Sunday, 10 February 2019

Vasilis Loizides' collection is inspired by queer pride and mediterranean history


Growing up in Cyprus, Vasilis Loizides loved history and collecting “beautiful little chachkis." Later, he surprised himself by moving to New York and attending Parson’s, only two months after applying. After cutting his teeth as a designer at Marc Jacobs and Nicopanda, Vasilis launched his own brand fueled by his appreciation of Greek-Cypriot culture, and the love he holds for the New York City queer community. Vasilis sat down with i-D a week before his fall/winter 19 presentation to talk ancient artifacts, commercial viability, and the afterlife.

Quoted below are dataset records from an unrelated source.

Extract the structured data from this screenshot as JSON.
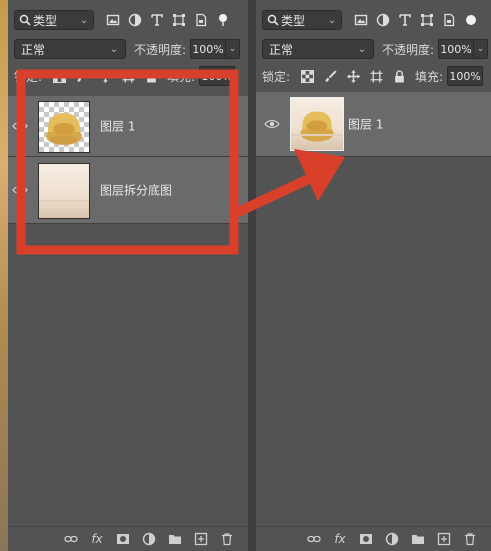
{
  "colors": {
    "annotation": "#d8402a",
    "panel": "#535353",
    "selected_layer": "#6a6a6a",
    "field": "#3b3b3b"
  },
  "left_panel": {
    "filter": {
      "label": "类型"
    },
    "blend_mode": "正常",
    "opacity_label": "不透明度:",
    "opacity_value": "100%",
    "lock_label": "锁定:",
    "fill_label": "填充:",
    "fill_value": "100%",
    "layers": [
      {
        "name": "图层 1",
        "thumbnail": "sofa-on-transparent",
        "visible": true
      },
      {
        "name": "图层拆分底图",
        "thumbnail": "room-background",
        "visible": true
      }
    ]
  },
  "right_panel": {
    "filter": {
      "label": "类型"
    },
    "blend_mode": "正常",
    "opacity_label": "不透明度:",
    "opacity_value": "100%",
    "lock_label": "锁定:",
    "fill_label": "填充:",
    "fill_value": "100%",
    "layers": [
      {
        "name": "图层 1",
        "thumbnail": "sofa-on-room",
        "visible": true
      }
    ]
  },
  "icons": {
    "filter_icons": [
      "image-filter-icon",
      "adjustment-filter-icon",
      "type-filter-icon",
      "shape-filter-icon",
      "smart-object-filter-icon",
      "filter-toggle-icon"
    ],
    "lock_icons": [
      "lock-transparent-icon",
      "lock-brush-icon",
      "lock-move-icon",
      "lock-artboard-icon",
      "lock-all-icon"
    ],
    "bottom_icons": [
      "link-icon",
      "fx-icon",
      "mask-icon",
      "adjustment-layer-icon",
      "group-folder-icon",
      "new-layer-icon",
      "trash-icon"
    ],
    "bottom_fx_text": "fx"
  }
}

It’s the Tuesday night before the presentation. Run me through your day.
I’ve been working really hard this past week on finalizing the garments for next season. Since it’s the week before the show, everything is really intense. Tomorrow, I have casting. Today, I participated in a Fashion Week podcast. I have hair and makeup tests and fittings. Every single day has things that I have to accomplish on deadlines - all these other things you wouldn’t even imagine, like making the credit list for the show, and your guest list. I’m kind of chaotic but I think I’m coping okay with it [laughs].


What’s the concept for this upcoming season?
Kind of creating this allegory of a circus, but it actually serves as a symbolism of society, and how things are. It’s experimenting with the concept of performance and the relationship between the performer, the viewer, and the trainer, and how these roles interact with each other in society. It’s taking that and creating this fairytale of a retro circus, and playing with all of these roles together, and who holds agency over each other, or power - the power dynamics between all these figures.

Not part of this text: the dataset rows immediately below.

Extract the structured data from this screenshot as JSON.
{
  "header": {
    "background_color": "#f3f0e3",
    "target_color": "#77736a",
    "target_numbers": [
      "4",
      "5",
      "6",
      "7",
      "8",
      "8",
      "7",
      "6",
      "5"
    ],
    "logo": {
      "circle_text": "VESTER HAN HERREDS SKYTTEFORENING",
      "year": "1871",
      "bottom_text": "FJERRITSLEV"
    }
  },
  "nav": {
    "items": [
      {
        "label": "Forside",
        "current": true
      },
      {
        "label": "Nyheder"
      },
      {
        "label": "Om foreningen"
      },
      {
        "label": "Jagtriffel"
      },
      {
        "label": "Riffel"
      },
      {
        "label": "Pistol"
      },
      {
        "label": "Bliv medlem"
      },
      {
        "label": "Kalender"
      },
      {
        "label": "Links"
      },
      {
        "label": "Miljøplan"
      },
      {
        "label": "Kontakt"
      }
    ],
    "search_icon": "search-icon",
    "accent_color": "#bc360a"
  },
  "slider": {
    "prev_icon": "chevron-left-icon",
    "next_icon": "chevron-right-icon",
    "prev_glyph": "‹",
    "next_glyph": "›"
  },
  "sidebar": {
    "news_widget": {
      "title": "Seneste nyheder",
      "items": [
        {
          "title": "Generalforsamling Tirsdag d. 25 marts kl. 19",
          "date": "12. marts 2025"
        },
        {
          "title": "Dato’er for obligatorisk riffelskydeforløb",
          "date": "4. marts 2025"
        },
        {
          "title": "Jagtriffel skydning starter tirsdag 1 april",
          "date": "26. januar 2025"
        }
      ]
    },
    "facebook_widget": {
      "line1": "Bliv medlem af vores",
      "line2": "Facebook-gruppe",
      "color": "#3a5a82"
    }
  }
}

Your casting is tomorrow. What are you looking for in your models?
There’s definitely a look that I’m usually going for. I really like to use people that haven’t been seen before, or haven’t been in other things so much. I would say the look is not so much a next-door kind of face, but more like a cinematic face - if you think of people that Wes Anderson would use or Pedro Almodóvar. These interesting faces that, with themselves, can tell a story and can really pull off the clothes. The clothes are very editorial, so that it makes sense for these kind of figures to be wearing them, so that they almost own the clothes, which I find beautiful. Of course, always, for the brand, queer visibility is very important for us. And diversity, obviously, which I think is a term that is used a lot nowadays. We try to really actually be honest and include a lot of people and convey a lot of stories that haven’t really been seen or heard through our casting.

Especially considering that your last collection was based off the inspiration from your home country Cyprus, a part of the world which is a meeting of continents.
Yes, that’s so true. It’s in the middle of three continents, which is why it’s always been invaded throughout history [laughs].

Is every collection inspired specifically by Cyprus in some way?
In general, as a designer - and an artist by extension - my living in Cyprus for so many years really influenced my references and, my - if you want to say - design vocabulary. But every season I pursue a different fairytale. The first season was a retro horror movie, the second season was a Floridian-environment crime noir story, and then the third season was about Cyprus. I wanted to do it because I really miss home and I love where I’m coming from. I guess because I was born and raised in Cyprus, my work must reflect that, even subconsciously. But not every collection is necessarily addressing Cyprus, or inspired by Cyprus.